20 May 2016

In Praise of Bud Selig

The Baseball InterVerse is aflutter this week with doomsday discussion of the . . . Yankees. The questions being flitted about -- can their top prospects rescue the team, should they trade their veterans to restock the farm, are they the worst team in the American League -- have to be making Boss Steinbrenner spin furiously in his grave.

That's the New York Yankees we're talking about, lord overseers of the horsehide world. The franchise that has appeared in 40 World Series and won 27 of them, and earned playoff berths every season from 1995 to 2012.

It's the Evil Empire of baseball that flaunted the built-in advantages of the nation's largest market, its media capital and its massive financial power to bully its competitors.

The Drew Henson Case
Case in point: In 1998, the Yankees could afford to draft star Michigan quarterback and third baseman Drew Henson in the third round and sign him to first round money. Henson appeared headed to the NFL, but the opportunity to play for the flagship franchise enticed him to start in the minors.
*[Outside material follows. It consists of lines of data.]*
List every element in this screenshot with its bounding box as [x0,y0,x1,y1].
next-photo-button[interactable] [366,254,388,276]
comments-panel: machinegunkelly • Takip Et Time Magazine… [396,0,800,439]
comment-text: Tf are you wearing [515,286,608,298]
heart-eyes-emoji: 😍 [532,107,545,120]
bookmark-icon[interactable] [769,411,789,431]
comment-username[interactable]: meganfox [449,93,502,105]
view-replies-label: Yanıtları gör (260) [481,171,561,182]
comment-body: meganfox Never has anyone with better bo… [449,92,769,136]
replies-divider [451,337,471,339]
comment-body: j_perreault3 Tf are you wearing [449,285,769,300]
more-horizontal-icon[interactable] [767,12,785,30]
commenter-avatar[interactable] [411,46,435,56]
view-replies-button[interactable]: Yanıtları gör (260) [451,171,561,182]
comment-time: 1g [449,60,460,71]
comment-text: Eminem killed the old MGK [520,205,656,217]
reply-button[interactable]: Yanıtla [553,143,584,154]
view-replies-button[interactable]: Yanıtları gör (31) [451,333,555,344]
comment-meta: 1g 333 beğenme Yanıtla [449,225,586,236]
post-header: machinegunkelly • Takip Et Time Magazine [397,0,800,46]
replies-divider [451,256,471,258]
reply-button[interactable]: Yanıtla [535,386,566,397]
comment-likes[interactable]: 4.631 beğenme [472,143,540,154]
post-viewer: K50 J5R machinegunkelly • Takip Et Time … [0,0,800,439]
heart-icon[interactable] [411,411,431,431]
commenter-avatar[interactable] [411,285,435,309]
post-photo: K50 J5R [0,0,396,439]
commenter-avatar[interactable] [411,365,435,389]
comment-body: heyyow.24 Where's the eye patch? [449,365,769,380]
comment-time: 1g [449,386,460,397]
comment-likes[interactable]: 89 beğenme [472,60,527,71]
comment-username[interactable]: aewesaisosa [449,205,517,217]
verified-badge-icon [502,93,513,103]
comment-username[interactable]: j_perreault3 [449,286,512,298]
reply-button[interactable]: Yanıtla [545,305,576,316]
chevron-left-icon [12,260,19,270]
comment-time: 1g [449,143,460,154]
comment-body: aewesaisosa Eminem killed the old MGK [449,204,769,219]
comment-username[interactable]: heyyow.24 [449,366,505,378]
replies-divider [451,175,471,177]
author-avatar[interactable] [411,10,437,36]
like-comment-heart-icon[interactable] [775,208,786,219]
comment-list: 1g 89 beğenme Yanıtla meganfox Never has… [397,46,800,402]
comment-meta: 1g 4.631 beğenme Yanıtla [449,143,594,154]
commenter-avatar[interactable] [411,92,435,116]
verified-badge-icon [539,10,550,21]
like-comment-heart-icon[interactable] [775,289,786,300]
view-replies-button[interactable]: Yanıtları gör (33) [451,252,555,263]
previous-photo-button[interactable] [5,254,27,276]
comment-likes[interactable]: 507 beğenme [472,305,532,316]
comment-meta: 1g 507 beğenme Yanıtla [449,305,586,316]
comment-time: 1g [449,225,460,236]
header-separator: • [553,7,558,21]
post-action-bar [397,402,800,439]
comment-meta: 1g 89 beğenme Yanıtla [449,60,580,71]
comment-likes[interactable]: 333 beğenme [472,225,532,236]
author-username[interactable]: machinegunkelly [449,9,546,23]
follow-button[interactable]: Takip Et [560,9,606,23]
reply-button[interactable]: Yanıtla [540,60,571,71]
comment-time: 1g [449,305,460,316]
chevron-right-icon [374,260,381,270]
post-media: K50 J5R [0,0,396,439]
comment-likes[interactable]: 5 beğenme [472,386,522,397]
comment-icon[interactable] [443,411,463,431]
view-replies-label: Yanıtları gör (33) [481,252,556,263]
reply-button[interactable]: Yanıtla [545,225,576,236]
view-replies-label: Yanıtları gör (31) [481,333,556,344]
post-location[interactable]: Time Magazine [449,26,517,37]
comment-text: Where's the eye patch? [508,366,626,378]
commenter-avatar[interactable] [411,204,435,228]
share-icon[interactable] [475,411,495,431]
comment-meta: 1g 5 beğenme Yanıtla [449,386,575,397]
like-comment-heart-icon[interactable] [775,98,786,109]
After a year on the farm, the Yankees traded Henson to the Reds. He immediately packed his gear and announced his intention to attend Houston Texans training camp. Reluctantly, Cincinnati traded Henson back to the Yankees for pennies on the dollar and he immediately rescinded his departure.
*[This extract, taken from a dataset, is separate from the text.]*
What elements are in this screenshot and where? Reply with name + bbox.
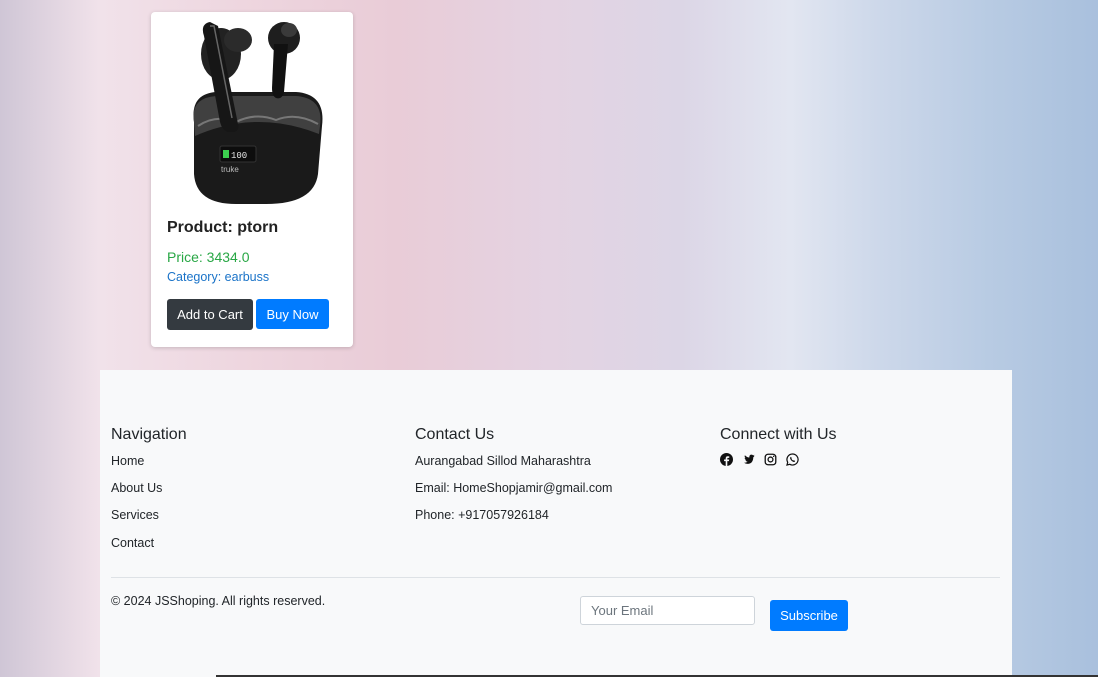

That it all came to nothing in either sport -- he completed five NFL passes and had one big league hit -- is beside the point. The Yankees ruled the baseball world at every level not too long ago. Teams in "small" markets like, well, everywhere else, but certainly the likes of Cincinnati, Pittsburgh, Milwaukee, Kansas City, Minneapolis and San Diego, could do little more than develop the players who would sign as free agents in the Bronx.

The World Is Upside Down
Today, all the Yankees' strength is reserved for holding up the AL East standings from the bottom. Their roster is decrepit, expensive and way past its expiration date. The promising pitchers like Nova, Tanaka and Severino don't seem to have panned out. The future is no longer now, or at least that's how it appears 40 games into 2016.

Meanwhile, the Kansas City Royals are the World Champs and teams like the Houston Astros, Toronto Blue Jays, cash-strapped Mets, and Pittsburgh Pirates were all playoff teams in 2015. Everyone has a chance to compete every year. 

Your nose runs and your feet smell. The world is upside down.

Thank You, Bud
How did this happen? Hate the commissioner emeritus all you like, but this Bud's for us. Following the destructive lockout that cancelled the 1994 World Series, Selig was able to wrest some measure of control from the free-spending teams and institute brakes on franchise costs. The luxury tax, reinforced in subsequent negotiations, and the co-opting of revenue streams to MLB, like all the digital properties owned equally by the teams, has dramatically smoothed the revenue curves and negated much of the financial advantage that big market teams used to enjoy.

At the same time, the Internet has made it possible for top stars to shine from any home base. The entire slate of games is available to any American with the proper cable/satellite deal or with $150 for MLB-TV on their computer. Bryce Harper, Mike Trout and Manny Machado can enjoy superstar brand status from DC, Anaheim and Baltimore just the same as if they were standing right on Madison Avenue.

More money is still a useful tool, but the game is awash in it, from Phoenix to Cleveland and St. Petersburg to Denver. Today, if your team perennially stinks, it's not the market's fault, it's management's, even if they blame the manager and fire him.

And if they're perennially contending, thank the people running the franchise, and Bud Selig too. Even if you hate him for cancelling the World Series.